In her teen years, Roybal-Allard dreamed of a show-business career in movies or music. Later, she worked as a department-store clerk and for nonprofit organizations. For a while she was a homemaker and raised two children, now both lawyers in Los Angeles. The call to enter politics didn’t come until age 46—and not from her parents, who tried to talk her out of it, she says, but from state political activists. They wanted her to run for a state assembly post. When she said yes, “I shocked everyone including myself,” she recalls. After serving three terms in the California State Assembly, Roybal-Allard ran for her father’s congressional seat when he retired in 1992. Three years later, she was elected chairwoman of the Hispanic Caucus, leaping over more senior colleagues. In the last session of Congress, she also served as chairwoman of the 29-member California Democratic congressional delegation.
“She’s very good at knowing when to step forward on issues [that will result in] progress at the end of the day,” Becerra says. “Another of her skills is in getting members involved through the delegation of authority.” He credits her with getting off to a good start as a caucus leader and having a knack for building consensus.
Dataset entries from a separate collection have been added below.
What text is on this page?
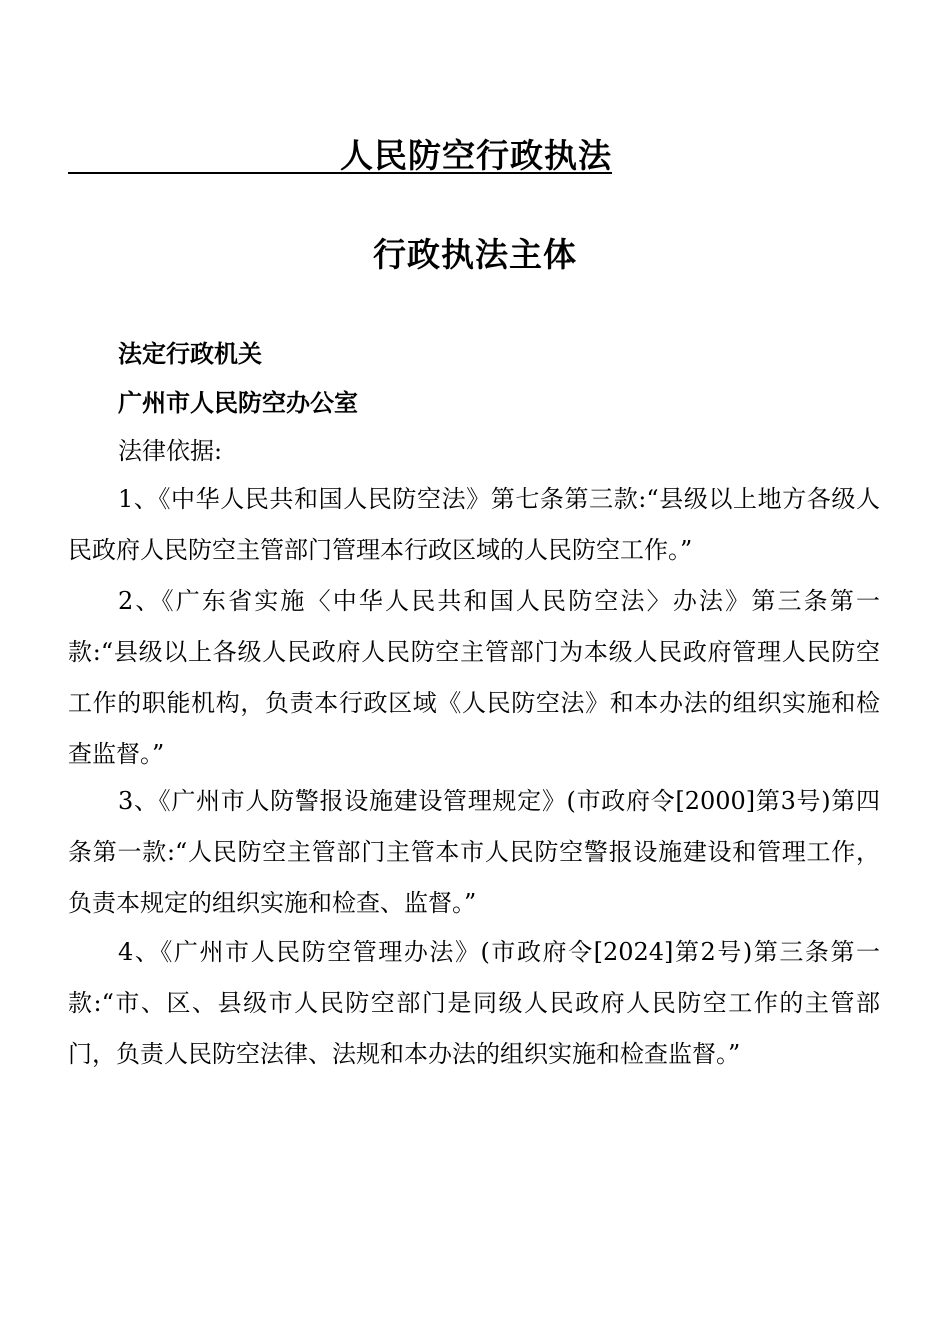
人民防空行政执法
行政执法主体

法定行政机关

广州市人民防空办公室

法律依据:

1、《中华人民共和国人民防空法》第七条第三款:“县级以上地方各级人民政府人民防空主管部门管理本行政区域的人民防空工作。”

2、《广东省实施〈中华人民共和国人民防空法〉办法》第三条第一款:“县级以上各级人民政府人民防空主管部门为本级人民政府管理人民防空工作的职能机构，负责本行政区域《人民防空法》和本办法的组织实施和检查监督。”

3、《广州市人防警报设施建设管理规定》(市政府令[2000]第3号)第四条第一款:“人民防空主管部门主管本市人民防空警报设施建设和管理工作，负责本规定的组织实施和检查、监督。”

4、《广州市人民防空管理办法》(市政府令[2024]第2号)第三条第一款:“市、区、县级市人民防空部门是同级人民政府人民防空工作的主管部门，负责人民防空法律、法规和本办法的组织实施和检查监督。”
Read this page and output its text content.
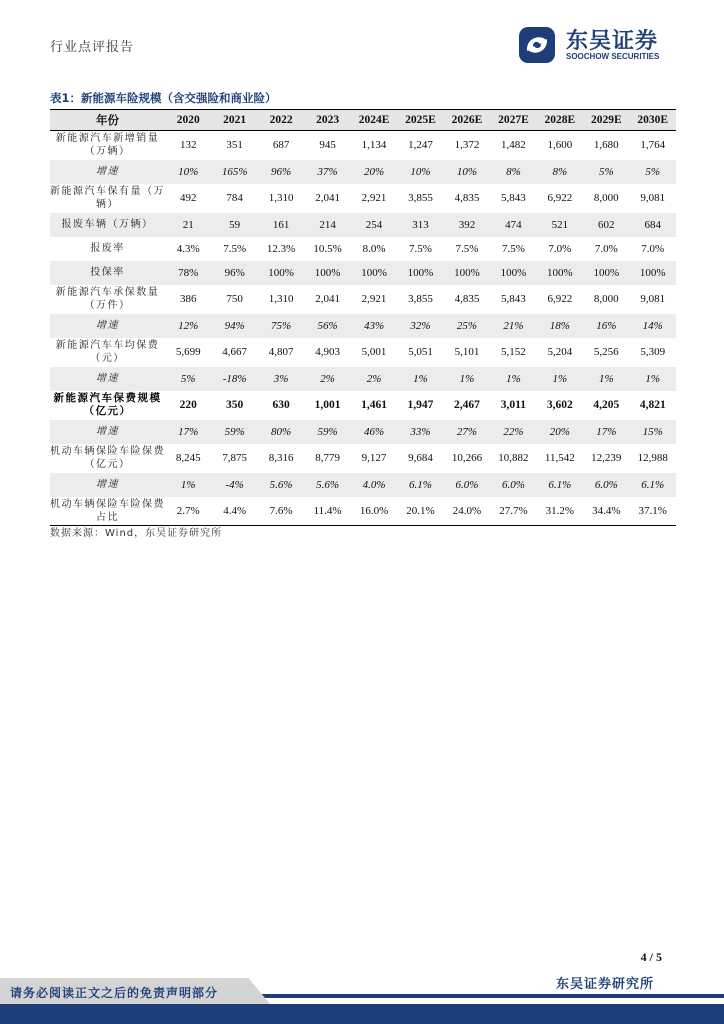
行业点评报告	东吴证券
SOOCHOW SECURITIES
表1：新能源车险规模（含交强险和商业险）
年份	2020	2021	2022	2023	2024E	2025E	2026E	2027E	2028E	2029E	2030E
新能源汽车新增销量（万辆）	132	351	687	945	1,134	1,247	1,372	1,482	1,600	1,680	1,764
增速	10%	165%	96%	37%	20%	10%	10%	8%	8%	5%	5%
新能源汽车保有量（万辆）	492	784	1,310	2,041	2,921	3,855	4,835	5,843	6,922	8,000	9,081
报废车辆（万辆）	21	59	161	214	254	313	392	474	521	602	684
报废率	4.3%	7.5%	12.3%	10.5%	8.0%	7.5%	7.5%	7.5%	7.0%	7.0%	7.0%
投保率	78%	96%	100%	100%	100%	100%	100%	100%	100%	100%	100%
新能源汽车承保数量（万件）	386	750	1,310	2,041	2,921	3,855	4,835	5,843	6,922	8,000	9,081
增速	12%	94%	75%	56%	43%	32%	25%	21%	18%	16%	14%
新能源汽车车均保费（元）	5,699	4,667	4,807	4,903	5,001	5,051	5,101	5,152	5,204	5,256	5,309
增速	5%	-18%	3%	2%	2%	1%	1%	1%	1%	1%	1%
新能源汽车保费规模（亿元）	220	350	630	1,001	1,461	1,947	2,467	3,011	3,602	4,205	4,821
增速	17%	59%	80%	59%	46%	33%	27%	22%	20%	17%	15%
机动车辆保险车险保费（亿元）	8,245	7,875	8,316	8,779	9,127	9,684	10,266	10,882	11,542	12,239	12,988
增速	1%	-4%	5.6%	5.6%	4.0%	6.1%	6.0%	6.0%	6.1%	6.0%	6.1%
机动车辆保险车险保费占比	2.7%	4.4%	7.6%	11.4%	16.0%	20.1%	24.0%	27.7%	31.2%	34.4%	37.1%
数据来源：Wind，东吴证券研究所
4 / 5
东吴证券研究所
请务必阅读正文之后的免责声明部分
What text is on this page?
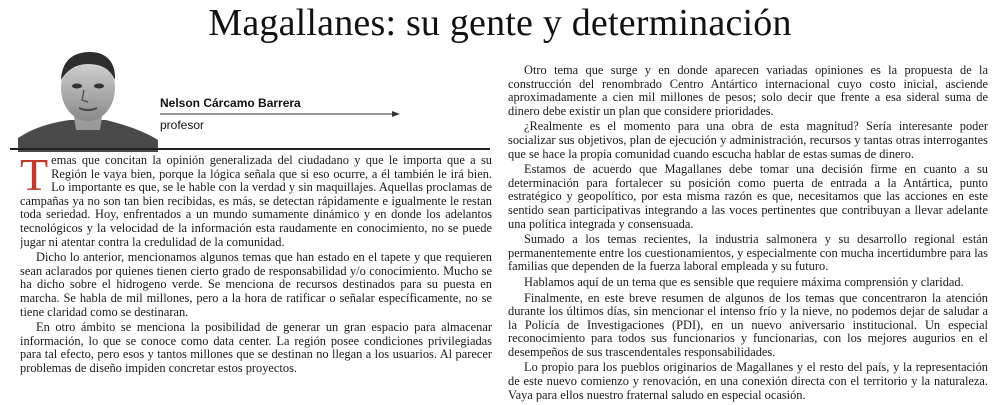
Magallanes: su gente y determinación
Nelson Cárcamo Barrera
profesor

Temas que concitan la opinión generalizada del ciudadano y que le importa que a su Región le vaya bien, porque la lógica señala que si eso ocurre, a él también le irá bien. Lo importante es que, se le hable con la verdad y sin maquillajes. Aquellas proclamas de campañas ya no son tan bien recibidas, es más, se detectan rápidamente e igualmente le restan toda seriedad. Hoy, enfrentados a un mundo sumamente dinámico y en donde los adelantos tecnológicos y la velocidad de la información esta raudamente en conocimiento, no se puede jugar ni atentar contra la credulidad de la comunidad.

Dicho lo anterior, mencionamos algunos temas que han estado en el tapete y que requieren sean aclarados por quienes tienen cierto grado de responsabilidad y/o conocimiento. Mucho se ha dicho sobre el hidrogeno verde. Se menciona de recursos destinados para su puesta en marcha. Se habla de mil millones, pero a la hora de ratificar o señalar específicamente, no se tiene claridad como se destinaran.

En otro ámbito se menciona la posibilidad de generar un gran espacio para almacenar información, lo que se conoce como data center. La región posee condiciones privilegiadas para tal efecto, pero esos y tantos millones que se destinan no llegan a los usuarios. Al parecer problemas de diseño impiden concretar estos proyectos.

Otro tema que surge y en donde aparecen variadas opiniones es la propuesta de la construcción del renombrado Centro Antártico internacional cuyo costo inicial, asciende aproximadamente a cien mil millones de pesos; solo decir que frente a esa sideral suma de dinero debe existir un plan que considere prioridades.

¿Realmente es el momento para una obra de esta magnitud? Sería interesante poder socializar sus objetivos, plan de ejecución y administración, recursos y tantas otras interrogantes que se hace la propia comunidad cuando escucha hablar de estas sumas de dinero.

Estamos de acuerdo que Magallanes debe tomar una decisión firme en cuanto a su determinación para fortalecer su posición como puerta de entrada a la Antártica, punto estratégico y geopolítico, por esta misma razón es que, necesitamos que las acciones en este sentido sean participativas integrando a las voces pertinentes que contribuyan a llevar adelante una política integrada y consensuada.

Sumado a los temas recientes, la industria salmonera y su desarrollo regional están permanentemente entre los cuestionamientos, y especialmente con mucha incertidumbre para las familias que dependen de la fuerza laboral empleada y su futuro.

Hablamos aquí de un tema que es sensible que requiere máxima comprensión y claridad.

Finalmente, en este breve resumen de algunos de los temas que concentraron la atención durante los últimos días, sin mencionar el intenso frío y la nieve, no podemos dejar de saludar a la Policía de Investigaciones (PDI), en un nuevo aniversario institucional. Un especial reconocimiento para todos sus funcionarios y funcionarias, con los mejores augurios en el desempeños de sus trascendentales responsabilidades.

Lo propio para los pueblos originarios de Magallanes y el resto del país, y la representación de este nuevo comienzo y renovación, en una conexión directa con el territorio y la naturaleza. Vaya para ellos nuestro fraternal saludo en especial ocasión.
Roybal-Allard has never lost an election. She has established her own political personality, tailored to her own individual convictions and today’s political realities, she says. In her view, the Latino movement has graduated from the politics of protest to the politics of inclusion. It’s no longer about howling at the door and shouting in the streets, she says. Hispanics have garnered strength from their numbers and are finally getting the attention that their emerging political power demands, she says.
“Latinos in the past have been placed in a very narrow slot, [one that
assumes] that we only care about immigration and bilingual education when
the reality is that all the issues of American society are also our issues,”
These days, Roybal-Allard is in a difficult row with the caucus’ three Hispanic Republican legislators, who think the caucus is too soft on Cuban leader Fidel Castro and too closely aligned with the Democratic Party’s agenda. As GOP Representative Henry Bonilla (R-Texas) says, the caucus agenda begs “better time spent elsewhere.”
Criticism doesn’t seem to faze Roybal-Allard, however. She believes the caucus has shown its worth on legislation affecting the Hispanic community in spite of its internal disagreements. “I’m disappointed, but I don’t think it has weakened us in the sense that we are not able to make a difference or have an impact,” Roybal-Allard says of the infighting.
How she prevails in this role of leadership will define her legacy, which, fair or not, will be measured against the standards set by her father. So far, Roybal-Allard has acquired a reputation for providing effective and tactful leadership in the garrulous group as well as in the Congress. While she rarely displays her father’s feistiness, she’s not saccharine, either.